This post was originally published on here
Boffins have launched an urgent hunt for poop from remote people who haven’t adopted modern lifestyles, hoping their poo can help solve a host of conditions from IBD to Parkinson’s
Scientists are now convinced that the bugs in our guts could unlock treatments for everything from IBD to Parkinson’s disease – but they need poo from the world’s most isolated places to find the cures we desperately need.
A team from Germany’s Kiel University and Malaysia’s Universiti Malaya contacted remote Bajau sea nomads near Borneo in October, offering cash for poop, reports National Geographic.
The boffins believe the bugs on the skin and in the digestive tracts of these traditional people can help us in the industrialised world undo the changes to our ‘microbiome’ that leave us prey to a host of “skyrocketing” problems, says Rob Knight, who directs the Center for Microbiome Innovation at the University of California, San Diego.

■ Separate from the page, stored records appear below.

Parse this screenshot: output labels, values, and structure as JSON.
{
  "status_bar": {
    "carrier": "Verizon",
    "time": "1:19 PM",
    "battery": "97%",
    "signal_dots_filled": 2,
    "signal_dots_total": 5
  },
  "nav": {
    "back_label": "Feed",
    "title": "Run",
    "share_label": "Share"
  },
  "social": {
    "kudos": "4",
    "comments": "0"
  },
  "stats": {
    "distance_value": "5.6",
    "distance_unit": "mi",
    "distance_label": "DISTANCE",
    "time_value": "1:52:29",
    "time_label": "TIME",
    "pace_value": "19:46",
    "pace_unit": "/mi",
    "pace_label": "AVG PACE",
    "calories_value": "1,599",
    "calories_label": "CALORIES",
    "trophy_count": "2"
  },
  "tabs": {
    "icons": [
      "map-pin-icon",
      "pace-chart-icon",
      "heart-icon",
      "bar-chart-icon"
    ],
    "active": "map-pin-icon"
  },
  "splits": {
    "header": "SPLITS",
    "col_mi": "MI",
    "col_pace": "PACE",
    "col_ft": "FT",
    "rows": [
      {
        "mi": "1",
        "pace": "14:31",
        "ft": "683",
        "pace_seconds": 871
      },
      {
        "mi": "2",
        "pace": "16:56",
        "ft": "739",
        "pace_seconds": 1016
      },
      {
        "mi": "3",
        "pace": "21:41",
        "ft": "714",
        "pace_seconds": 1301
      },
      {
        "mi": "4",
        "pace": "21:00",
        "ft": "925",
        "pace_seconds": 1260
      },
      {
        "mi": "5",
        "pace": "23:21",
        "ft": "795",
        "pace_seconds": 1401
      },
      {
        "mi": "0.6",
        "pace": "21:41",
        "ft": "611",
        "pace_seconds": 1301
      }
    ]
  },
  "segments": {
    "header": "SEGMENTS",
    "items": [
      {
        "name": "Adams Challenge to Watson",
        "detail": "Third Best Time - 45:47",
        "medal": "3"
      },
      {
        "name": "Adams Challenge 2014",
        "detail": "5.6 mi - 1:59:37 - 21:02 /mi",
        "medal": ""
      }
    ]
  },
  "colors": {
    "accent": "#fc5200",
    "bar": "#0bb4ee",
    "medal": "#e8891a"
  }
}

“The question is whether the diseases that we have now that are skyrocketing in prevalence—like obesity, like diabetes, like liver disease, some forms of cancer, even some neurological diseases like multiple sclerosis and Parkinson’s—are in part due to deficiencies of microbes that we can resupply,” he said.
Global Microbiome Conservancy (GMbC) is building a biobank of poo samples from remote populations. For almost a decade the GMbC has collecting poop from Europe, America, Africa, and Asia, ranging from Tanzanian tribespeople to Inuit in the Arctic Circle.
The centre hopes to better understand the impact of industrialization, processed diets, and antibiotics on human health. Globally, over 10 million people suffer from inflammatory bowel disease (IBD), chronic inflammation in the gut that manifests as ulcerative colitis or Crohn’s disease. Evidence linking these two conditions to abnormalities in the gut microbiome has steadily grown.
Differences in gut bacteria have also been found in sufferers of conditions from autism and type 2 diabetes to heart failure, cancer, anxiety, arthritis, and more.
Many bugs evolved with us over millions of years and operate like tiny chemical factories, although experts are still unsure whether microbial changes cause or result from diseases. GMbC hopes to solve the mystery but needs more poop.
The centre’s growing poo archive, housed in freezers in Germany, now has almost 2,000 samples from about 50 communities worldwide, ranging from urban centres in industrialised countries to remote villages. The samples have revealed thousands of new bacterial species. Nearly 10,000 bacterial strains have been shared with scientists around the world.
A French husband-and-wife team launched GMbC and oversees its poo library. Mathieu Groussin and Mathilde Poyet aim to bring underrepresented human populations into microbiome science and uncover the full biodiversity of the human gut microbiome around the globe.
Their poop hunt began with a paper on the Hadza, a remote tribe of Tanzanian hunter-gatherers who still live like early humans. Research compared poo from 27 tribespeople, living on honey, berries, baobab fruit, tubers, antelope, monkeys, bushpigs, and baboons, to the bugs in the tums of 16 Italians living in Bologna, as well as farmers in Burkina Faso and Malawi.
The Hadza had loads of different bugs, while the Western microbiome appeared as depleted and diseased as that of an IBD patient. And the researchers fear this lack of bacteria could put us at risk.
Humans and their microbes have evolved together over millions of years. A microbe in Japan lets people digest seaweed. Another in Africa helps people extract energy from tough, fibrous tubers.
Some microbes send signals that can speed up or slow down metabolism. Others produce essential vitamins, influence appetite, regulate blood sugar, and help train and support our immune system. Newer evidence suggests our microbiomes can even alter our brains, making us more outgoing or affecting our mood and how we react to stress.
But antibiotics and antimicrobial soaps, along with changes to our diet, has killed off many of our allies. The loss of microbial diversity, the researchers suggest, has “had a drastic effect on health and immune function of modern Westernized human groups.”
The poop hunt faces several hurdles, however, before it can start fixing the woes of modern living. Boffins don’t yet know how to turn helpful bacteria into effective cures. They’re worried, too, about using bugs from remote populations without the tribespeople’s permission.
Researchers are also in a race to gather far-flung poop before remote people abandon their traditional lifestyles. But Groussin is convinced the poo search will bring results.
“We’re just starting,” he told National Geographic. “We will find something.”